1. The problem statement, all variables and given/known data

http://imgur.com/wNusHOw

2. Relevant equations

I have the solutions and how they did it. THey took the deriv for the velocity vector, and then using t=0 and t=14, they found e=3.5 and f=-0.125

3. The attempt at a solution

I understand the math, but I don't understand why this is correct
1) why did they take the velocity vector?
2) if I plug e and f back into the position vector, and using t=14 i should get θ=0, ie, j-component is 0. But I don't.
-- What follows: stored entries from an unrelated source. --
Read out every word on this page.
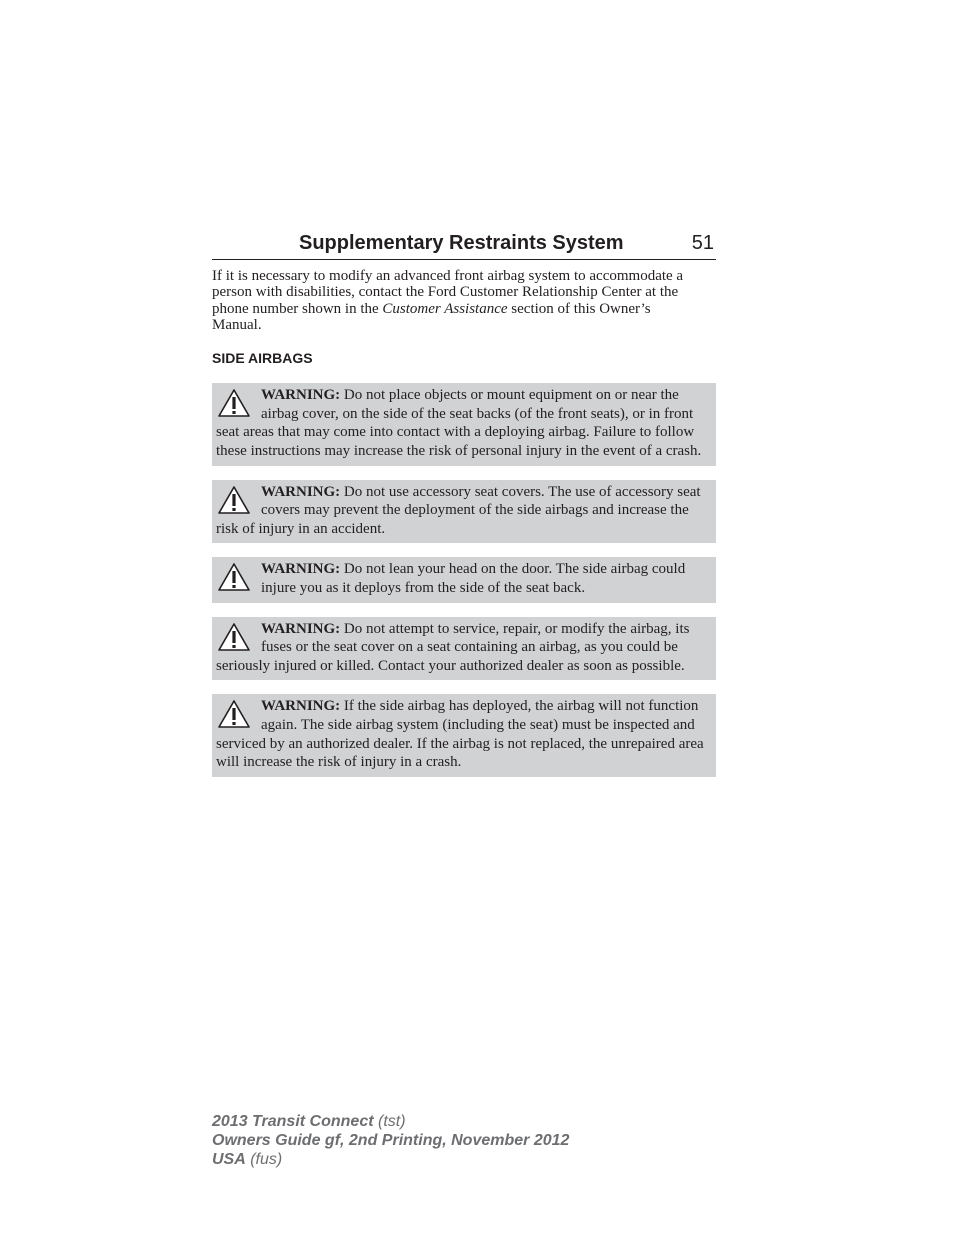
Supplementary Restraints System	51

If it is necessary to modify an advanced front airbag system to accommodate a person with disabilities, contact the Ford Customer Relationship Center at the phone number shown in the Customer Assistance section of this Owner’s Manual.

SIDE AIRBAGS
WARNING: Do not place objects or mount equipment on or near the airbag cover, on the side of the seat backs (of the front seats), or in front seat areas that may come into contact with a deploying airbag. Failure to follow these instructions may increase the risk of personal injury in the event of a crash.
WARNING: Do not use accessory seat covers. The use of accessory seat covers may prevent the deployment of the side airbags and increase the risk of injury in an accident.
WARNING: Do not lean your head on the door. The side airbag could injure you as it deploys from the side of the seat back.
WARNING: Do not attempt to service, repair, or modify the airbag, its fuses or the seat cover on a seat containing an airbag, as you could be seriously injured or killed. Contact your authorized dealer as soon as possible.
WARNING: If the side airbag has deployed, the airbag will not function again. The side airbag system (including the seat) must be inspected and serviced by an authorized dealer. If the airbag is not replaced, the unrepaired area will increase the risk of injury in a crash.
2013 Transit Connect (tst)
Owners Guide gf, 2nd Printing, November 2012
USA (fus)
So what am I doing wrong?

2. Feb 21, 2014

### tiny-tim

welcome to pf!

hi princeton_wu! welcome to pf!
because the graph gives you the direction of the velocity vector
yes you do …

j-component = e + 2ft = 3.5 - 3.5 = 0

3. Feb 21, 2014

### princeton_wu

i mean the r vector; shouldn't the J-component of the r-vector be 0 @ t=14? this way, the angle @ t=14 would be 0.

4. Feb 21, 2014

### tiny-tim

i'm not following your reasoning

the graph shows that vj = 0 (because θ = 0) at t = 14, it says nothing about r

5. Feb 21, 2014

### princeton_wu

sorry, I'm confused too :tongue:

If you use t=14 and plug it in the original position vector, shouldn't the J-component of the position vector be 0? Reasoning being that for θ to be 0, the J-component has to be 0?

thanks for your patience tiny tim!

6. Feb 22, 2014

### tiny-tim

(just got up :zzz:)
but θ (given in the graph) is stated to be the angle of the velocity vector …

i don't understand what you think that has to do with the position vector

7. Feb 22, 2014

### princeton_wu

I mulled over it last night and I finallly got it. My problem stemmed from the fact that I didn't realize that a t vs θ graph is a velocity graph). Thanks Tim!